There was a time when the Kessabtsis toiled the land and were more of villagers. They left their pickaxes, shovels and scoops in favor of tilling medical, academic and spiritual fields. These days the Kessabtsis are more of medical practitioners, educators, and spiritual shepherds.
We loved Kessab and Kessab in turn loved us. Our summer long sojourn there inevitably lead to that mutual bond. The summer long church related meetings concluded with the traditional bonfire when the whole village would congregate around the vacationing young men and women to attend the comedy presentations the young vacationers prepared for the villagers as a gesture of good will.
Nature had endowed Ekiz-Olough with an open-air theater in the center of the village where we fashioned the stage with sheets, ropes and wooden poles. Armenag was the brainchild behind the improvised theatrical stage, while Raffi Charkhudian, Azad Mesrobian, Zadour Khatchadourian and I attempted to remain true to the characters of the plays we portrayed whether it was in “կիկո “ (Gego), “Շողոքորթը“ (The Flatterer), “Քաղաքավարութեան Վնասները“ (The Perils of Politeness).

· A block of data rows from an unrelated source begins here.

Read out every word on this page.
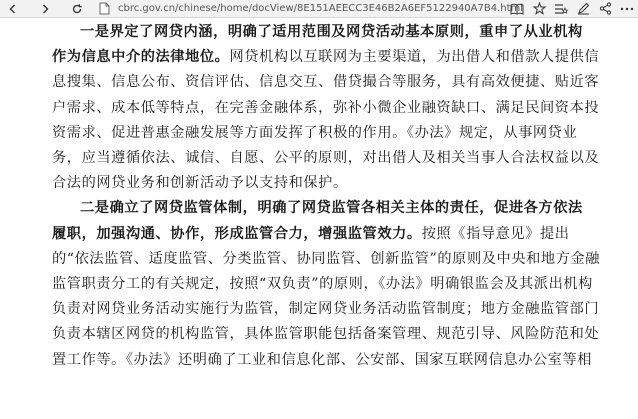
cbrc.gov.cn/chinese/home/docView/8E151AEECC3E46B2A6EF5122940A7B4.html
一是界定了网贷内涵，明确了适用范围及网贷活动基本原则，重申了从业机构
作为信息中介的法律地位。网贷机构以互联网为主要渠道，为出借人和借款人提供信
息搜集、信息公布、资信评估、信息交互、借贷撮合等服务，具有高效便捷、贴近客
户需求、成本低等特点，在完善金融体系，弥补小微企业融资缺口、满足民间资本投
资需求、促进普惠金融发展等方面发挥了积极的作用。《办法》规定，从事网贷业
务，应当遵循依法、诚信、自愿、公平的原则，对出借人及相关当事人合法权益以及
合法的网贷业务和创新活动予以支持和保护。
二是确立了网贷监管体制，明确了网贷监管各相关主体的责任，促进各方依法
履职，加强沟通、协作，形成监管合力，增强监管效力。按照《指导意见》提出
的“依法监管、适度监管、分类监管、协同监管、创新监管”的原则及中央和地方金融
监管职责分工的有关规定，按照“双负责”的原则，《办法》明确银监会及其派出机构
负责对网贷业务活动实施行为监管，制定网贷业务活动监管制度；地方金融监管部门
负责本辖区网贷的机构监管，具体监管职能包括备案管理、规范引导、风险防范和处
置工作等。《办法》还明确了工业和信息化部、公安部、国家互联网信息办公室等相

With rare exceptions, all the villagers attended and enjoyed the zenith of our summer long cultural endeavor. The younger vacationers in turn remained captivated by the performance of their elder campers.
We, in turn, loved the Kessabtsi. We loved the Kessabtis for their unassuming and modest characters worthy to those brought up in nature, for their pure hearts akin to the clean waters of their springs, for their steel like character much like the boulders of their rocky terrain, for their perennial quest much like their ever green pine trees. We loved the Kesssabtsis for the labor they bore much like their fruit bearing trees, for their resiliency worthy to those who are brave, for their quest to reach the sky much like their mountains. How could we have not loved?
Still, Kessab became the impetus that gave maturity to our maturing young bodies.
It is there, in Kessab that
We experienced nature at its virgin best for the very first time.
We visited Armenia for the very first time.
We met our Creator for the very first time.
We experienced village for the very first time.
We lived with domestic animals under the same roof for the very first time.
And for the very first time during these meetings I met a vivacious, vibracious, a beautiful girl full of life and zest who would give meaning to my life and one day be the mother of my children.
How could I not love Kessab?
1.Armenians refer to Mount Ararat as Mount Massis as well and refer to twin peaked mountain and Big Massis (Medtz Massis) and Little Massis (Bzdeg Massis).
2.House of Torkom is an expression for the Armenian race.